OncoCell believes the SNEP platform could be used in a doctor's office to detect a variety of diseases, with the prostate cancer assay eventually used by urologists or other providers who order biopsies. Erickson said the company expects to commercialize the first test within the next two years.
Competition
If and when it does, OncoCell will face competition. Several commercial and academic entities are also developing or already offer assays to help clinicians assess prostate cancer risk using liquid biopsy samples. For example, MDx Health has offered its SelectDMx assay, a urine test for prostate cancer risk stratification, since 2016. Exosome Diagnostics also offers its ExoDx Prostate IntelliScore test, which targets three exosomal RNA biomarkers expressed in men with high-grade prostate cancer.

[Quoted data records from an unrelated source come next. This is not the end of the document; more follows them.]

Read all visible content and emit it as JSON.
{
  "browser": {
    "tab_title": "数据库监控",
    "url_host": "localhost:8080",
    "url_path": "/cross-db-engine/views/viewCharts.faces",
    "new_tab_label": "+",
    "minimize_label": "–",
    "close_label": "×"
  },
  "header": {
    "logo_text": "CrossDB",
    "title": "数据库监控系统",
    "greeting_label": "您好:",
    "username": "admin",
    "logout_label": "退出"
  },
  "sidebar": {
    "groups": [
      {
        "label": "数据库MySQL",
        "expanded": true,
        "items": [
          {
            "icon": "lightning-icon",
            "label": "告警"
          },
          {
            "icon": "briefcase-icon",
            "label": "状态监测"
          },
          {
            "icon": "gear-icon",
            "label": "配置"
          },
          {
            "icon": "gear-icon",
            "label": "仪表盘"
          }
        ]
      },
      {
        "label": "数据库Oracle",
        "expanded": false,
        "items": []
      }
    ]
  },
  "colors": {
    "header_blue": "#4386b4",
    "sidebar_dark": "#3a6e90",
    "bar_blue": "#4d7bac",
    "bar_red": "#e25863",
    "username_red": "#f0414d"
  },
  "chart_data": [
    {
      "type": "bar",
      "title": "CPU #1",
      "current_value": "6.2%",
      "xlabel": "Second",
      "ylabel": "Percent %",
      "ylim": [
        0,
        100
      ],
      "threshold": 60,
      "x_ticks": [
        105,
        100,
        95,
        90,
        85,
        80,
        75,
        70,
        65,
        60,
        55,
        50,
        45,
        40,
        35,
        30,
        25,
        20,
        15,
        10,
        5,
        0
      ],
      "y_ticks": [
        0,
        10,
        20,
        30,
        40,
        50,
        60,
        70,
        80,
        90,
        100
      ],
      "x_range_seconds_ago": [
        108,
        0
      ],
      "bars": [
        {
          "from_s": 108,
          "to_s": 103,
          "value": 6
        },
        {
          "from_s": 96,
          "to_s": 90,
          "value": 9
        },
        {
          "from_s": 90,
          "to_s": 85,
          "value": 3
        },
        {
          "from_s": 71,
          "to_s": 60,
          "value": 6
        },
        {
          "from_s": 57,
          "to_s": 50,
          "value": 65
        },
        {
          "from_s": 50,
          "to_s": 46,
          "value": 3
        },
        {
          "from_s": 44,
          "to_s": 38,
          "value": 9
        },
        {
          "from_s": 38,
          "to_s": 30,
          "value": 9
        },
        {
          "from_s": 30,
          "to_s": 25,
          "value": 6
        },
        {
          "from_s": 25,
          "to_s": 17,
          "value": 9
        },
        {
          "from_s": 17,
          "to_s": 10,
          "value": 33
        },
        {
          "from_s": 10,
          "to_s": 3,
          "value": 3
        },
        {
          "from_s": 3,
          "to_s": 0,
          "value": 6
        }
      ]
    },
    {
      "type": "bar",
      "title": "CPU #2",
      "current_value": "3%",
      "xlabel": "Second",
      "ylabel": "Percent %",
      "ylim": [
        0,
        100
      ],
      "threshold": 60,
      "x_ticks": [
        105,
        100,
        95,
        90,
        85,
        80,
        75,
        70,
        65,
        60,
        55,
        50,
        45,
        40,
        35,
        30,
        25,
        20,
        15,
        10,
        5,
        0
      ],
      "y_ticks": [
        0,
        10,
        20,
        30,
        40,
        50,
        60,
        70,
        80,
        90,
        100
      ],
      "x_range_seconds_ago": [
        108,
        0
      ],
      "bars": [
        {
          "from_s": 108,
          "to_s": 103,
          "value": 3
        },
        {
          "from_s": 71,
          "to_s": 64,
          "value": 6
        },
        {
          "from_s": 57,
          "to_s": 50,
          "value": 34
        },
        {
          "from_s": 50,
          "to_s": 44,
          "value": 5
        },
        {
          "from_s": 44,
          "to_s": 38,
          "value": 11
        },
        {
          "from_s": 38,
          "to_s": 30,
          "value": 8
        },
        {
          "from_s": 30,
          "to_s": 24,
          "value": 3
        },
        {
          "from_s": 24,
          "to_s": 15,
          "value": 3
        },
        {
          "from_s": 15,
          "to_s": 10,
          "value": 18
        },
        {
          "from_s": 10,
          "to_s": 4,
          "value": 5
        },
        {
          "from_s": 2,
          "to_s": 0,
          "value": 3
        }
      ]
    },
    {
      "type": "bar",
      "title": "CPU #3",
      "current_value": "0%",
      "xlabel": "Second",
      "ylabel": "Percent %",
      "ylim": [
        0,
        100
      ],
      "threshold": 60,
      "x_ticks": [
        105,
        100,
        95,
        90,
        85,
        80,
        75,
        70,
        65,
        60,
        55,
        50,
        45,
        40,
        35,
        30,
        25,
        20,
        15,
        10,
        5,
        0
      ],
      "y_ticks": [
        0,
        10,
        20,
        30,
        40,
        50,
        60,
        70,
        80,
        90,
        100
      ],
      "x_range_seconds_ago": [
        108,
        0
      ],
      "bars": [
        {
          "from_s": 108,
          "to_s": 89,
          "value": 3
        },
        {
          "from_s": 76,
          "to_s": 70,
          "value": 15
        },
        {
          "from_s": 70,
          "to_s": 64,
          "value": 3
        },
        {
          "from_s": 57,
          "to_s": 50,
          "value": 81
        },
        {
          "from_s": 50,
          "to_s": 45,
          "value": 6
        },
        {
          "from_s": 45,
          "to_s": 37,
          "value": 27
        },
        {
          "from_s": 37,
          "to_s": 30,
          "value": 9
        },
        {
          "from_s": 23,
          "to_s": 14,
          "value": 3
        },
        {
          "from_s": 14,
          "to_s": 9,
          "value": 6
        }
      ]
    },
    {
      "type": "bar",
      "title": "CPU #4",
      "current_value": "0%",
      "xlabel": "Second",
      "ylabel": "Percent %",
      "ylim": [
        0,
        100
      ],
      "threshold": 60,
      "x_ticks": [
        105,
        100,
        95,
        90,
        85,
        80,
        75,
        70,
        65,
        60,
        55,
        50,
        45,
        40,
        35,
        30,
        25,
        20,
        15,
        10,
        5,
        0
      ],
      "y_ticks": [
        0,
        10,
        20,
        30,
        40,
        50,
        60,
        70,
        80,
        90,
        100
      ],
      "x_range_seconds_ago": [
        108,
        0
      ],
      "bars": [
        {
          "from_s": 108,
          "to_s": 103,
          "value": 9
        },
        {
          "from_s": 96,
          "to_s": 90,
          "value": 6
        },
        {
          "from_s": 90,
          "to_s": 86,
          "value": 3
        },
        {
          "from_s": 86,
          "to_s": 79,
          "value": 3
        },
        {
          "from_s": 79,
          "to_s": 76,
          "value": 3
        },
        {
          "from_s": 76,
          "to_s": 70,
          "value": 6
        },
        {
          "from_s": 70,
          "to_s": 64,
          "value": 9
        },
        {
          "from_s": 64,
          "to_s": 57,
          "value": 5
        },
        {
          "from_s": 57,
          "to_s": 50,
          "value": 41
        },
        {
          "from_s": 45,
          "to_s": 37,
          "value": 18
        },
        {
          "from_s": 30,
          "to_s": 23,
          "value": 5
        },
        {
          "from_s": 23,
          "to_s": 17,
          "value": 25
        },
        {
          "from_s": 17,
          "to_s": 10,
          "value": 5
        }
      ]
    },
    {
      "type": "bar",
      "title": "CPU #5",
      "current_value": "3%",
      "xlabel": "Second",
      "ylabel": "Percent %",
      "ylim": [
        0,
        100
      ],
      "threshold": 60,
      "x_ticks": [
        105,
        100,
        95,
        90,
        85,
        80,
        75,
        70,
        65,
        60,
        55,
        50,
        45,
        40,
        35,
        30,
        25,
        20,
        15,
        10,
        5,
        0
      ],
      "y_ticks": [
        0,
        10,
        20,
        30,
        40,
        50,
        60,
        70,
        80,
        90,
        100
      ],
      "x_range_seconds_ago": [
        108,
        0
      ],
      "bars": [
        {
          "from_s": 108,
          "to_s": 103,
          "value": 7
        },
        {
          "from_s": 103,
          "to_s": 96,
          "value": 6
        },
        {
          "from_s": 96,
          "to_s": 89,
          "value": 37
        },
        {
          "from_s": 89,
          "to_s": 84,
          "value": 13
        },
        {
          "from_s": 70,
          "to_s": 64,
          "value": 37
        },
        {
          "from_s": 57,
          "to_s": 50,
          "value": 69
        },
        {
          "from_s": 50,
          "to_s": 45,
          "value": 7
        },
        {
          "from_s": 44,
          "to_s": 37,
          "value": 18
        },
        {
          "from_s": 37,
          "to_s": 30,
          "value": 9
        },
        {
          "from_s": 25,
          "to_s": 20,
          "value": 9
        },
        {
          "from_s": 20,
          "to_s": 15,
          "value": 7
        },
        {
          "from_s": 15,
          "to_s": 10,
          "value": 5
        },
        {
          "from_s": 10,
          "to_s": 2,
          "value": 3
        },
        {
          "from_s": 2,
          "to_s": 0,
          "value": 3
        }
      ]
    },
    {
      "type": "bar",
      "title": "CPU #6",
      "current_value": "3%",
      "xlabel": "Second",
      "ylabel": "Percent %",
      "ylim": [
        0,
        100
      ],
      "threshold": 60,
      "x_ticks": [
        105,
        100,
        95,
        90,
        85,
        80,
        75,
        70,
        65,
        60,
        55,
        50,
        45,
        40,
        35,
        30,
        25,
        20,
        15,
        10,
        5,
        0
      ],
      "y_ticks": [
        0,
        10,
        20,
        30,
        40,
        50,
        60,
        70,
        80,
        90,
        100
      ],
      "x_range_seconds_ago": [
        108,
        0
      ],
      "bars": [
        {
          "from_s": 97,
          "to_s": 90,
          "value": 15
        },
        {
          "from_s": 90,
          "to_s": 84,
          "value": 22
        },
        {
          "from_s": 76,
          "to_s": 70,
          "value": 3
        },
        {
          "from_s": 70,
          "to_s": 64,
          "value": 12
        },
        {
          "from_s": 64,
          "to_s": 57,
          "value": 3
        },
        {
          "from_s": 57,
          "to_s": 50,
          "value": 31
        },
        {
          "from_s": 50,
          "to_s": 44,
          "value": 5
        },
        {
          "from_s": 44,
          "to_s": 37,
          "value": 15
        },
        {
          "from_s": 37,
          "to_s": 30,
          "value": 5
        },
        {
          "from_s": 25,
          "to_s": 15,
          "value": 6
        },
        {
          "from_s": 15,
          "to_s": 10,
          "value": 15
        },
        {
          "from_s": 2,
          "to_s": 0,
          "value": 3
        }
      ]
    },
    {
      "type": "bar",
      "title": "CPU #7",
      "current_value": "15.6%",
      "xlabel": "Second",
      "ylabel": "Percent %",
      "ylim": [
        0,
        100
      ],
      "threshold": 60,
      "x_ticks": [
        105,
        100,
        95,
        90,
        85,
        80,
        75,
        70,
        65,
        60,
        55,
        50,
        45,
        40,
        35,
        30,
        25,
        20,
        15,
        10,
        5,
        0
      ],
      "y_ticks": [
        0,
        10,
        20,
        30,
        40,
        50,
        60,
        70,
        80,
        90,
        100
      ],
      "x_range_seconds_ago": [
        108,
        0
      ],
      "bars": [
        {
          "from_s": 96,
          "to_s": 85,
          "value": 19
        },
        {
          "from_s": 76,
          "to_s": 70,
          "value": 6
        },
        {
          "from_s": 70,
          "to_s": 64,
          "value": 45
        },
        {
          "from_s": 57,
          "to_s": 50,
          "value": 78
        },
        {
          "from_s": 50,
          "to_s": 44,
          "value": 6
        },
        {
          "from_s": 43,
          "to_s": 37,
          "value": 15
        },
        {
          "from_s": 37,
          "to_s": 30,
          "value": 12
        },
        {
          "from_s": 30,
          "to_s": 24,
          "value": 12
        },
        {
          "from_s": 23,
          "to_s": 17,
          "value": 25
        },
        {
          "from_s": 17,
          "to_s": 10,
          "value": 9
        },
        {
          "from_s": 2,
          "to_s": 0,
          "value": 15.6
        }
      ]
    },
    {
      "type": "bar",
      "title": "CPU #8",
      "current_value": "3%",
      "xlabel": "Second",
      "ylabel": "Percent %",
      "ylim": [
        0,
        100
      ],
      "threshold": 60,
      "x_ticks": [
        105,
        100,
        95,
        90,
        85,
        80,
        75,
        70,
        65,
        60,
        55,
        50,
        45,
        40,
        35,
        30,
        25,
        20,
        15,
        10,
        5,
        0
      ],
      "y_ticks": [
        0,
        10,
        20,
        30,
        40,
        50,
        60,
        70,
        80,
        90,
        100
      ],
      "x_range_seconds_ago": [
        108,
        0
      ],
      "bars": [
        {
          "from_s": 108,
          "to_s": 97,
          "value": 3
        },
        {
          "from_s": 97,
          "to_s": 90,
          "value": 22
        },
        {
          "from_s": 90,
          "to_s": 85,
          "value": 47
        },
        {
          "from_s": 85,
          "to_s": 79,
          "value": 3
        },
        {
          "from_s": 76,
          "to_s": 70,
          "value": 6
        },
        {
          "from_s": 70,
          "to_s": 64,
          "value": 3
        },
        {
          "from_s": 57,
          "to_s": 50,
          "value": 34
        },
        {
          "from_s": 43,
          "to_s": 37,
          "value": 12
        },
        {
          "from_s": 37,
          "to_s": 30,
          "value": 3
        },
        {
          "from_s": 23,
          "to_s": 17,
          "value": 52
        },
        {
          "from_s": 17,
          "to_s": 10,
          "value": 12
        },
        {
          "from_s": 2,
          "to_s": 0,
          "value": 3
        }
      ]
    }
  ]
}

In addition, an international group of researchers published a study in the Journal of Clinical Oncology's Precision Oncology edition in January regarding a liquid-based biopsy tool to help clinicians check patients' risk of prostate cancer.
Kassis said that SNEP stands out from other liquid-based prognostic assays because it attempts to personalize the test. When researchers compare tests using other platforms, they sample blood from a sick individual and compare it to a control. However, since individuals have unique genomic and transcriptomic profiles that are specific to their expression backgrounds, Kassis argued current technology struggles to identify disease-specific signatures.
In contrast, Kassis said that SNEP — which compares immunogenomic profiles of phagocytes and non-phagocytes — can filter out genomic background noise. This helps the assay to identify markers linked to the disease, rather than inter-individual or intra-individual differences.
In addition, Wojno noted that current commercial tests are limited because they only examine a gene profile from a single needle core of a much larger tumor. With the SNEP assay, he said, the phagocytic cell samples the whole tumor cell and provides a bigger picture of the condition in the patient's system.
While OncoCell hasn't determined an exact price for the SNEP assay, Wojno believes that the platform can be competitive with other genomic tests on the market.
Kassis noted that OncoCell also aims to explore other cancers and non-oncology conditions in the future, including Alzheimer's disease, arthritis, and type 2 diabetes, "after we get the ball rolling for prostate cancer."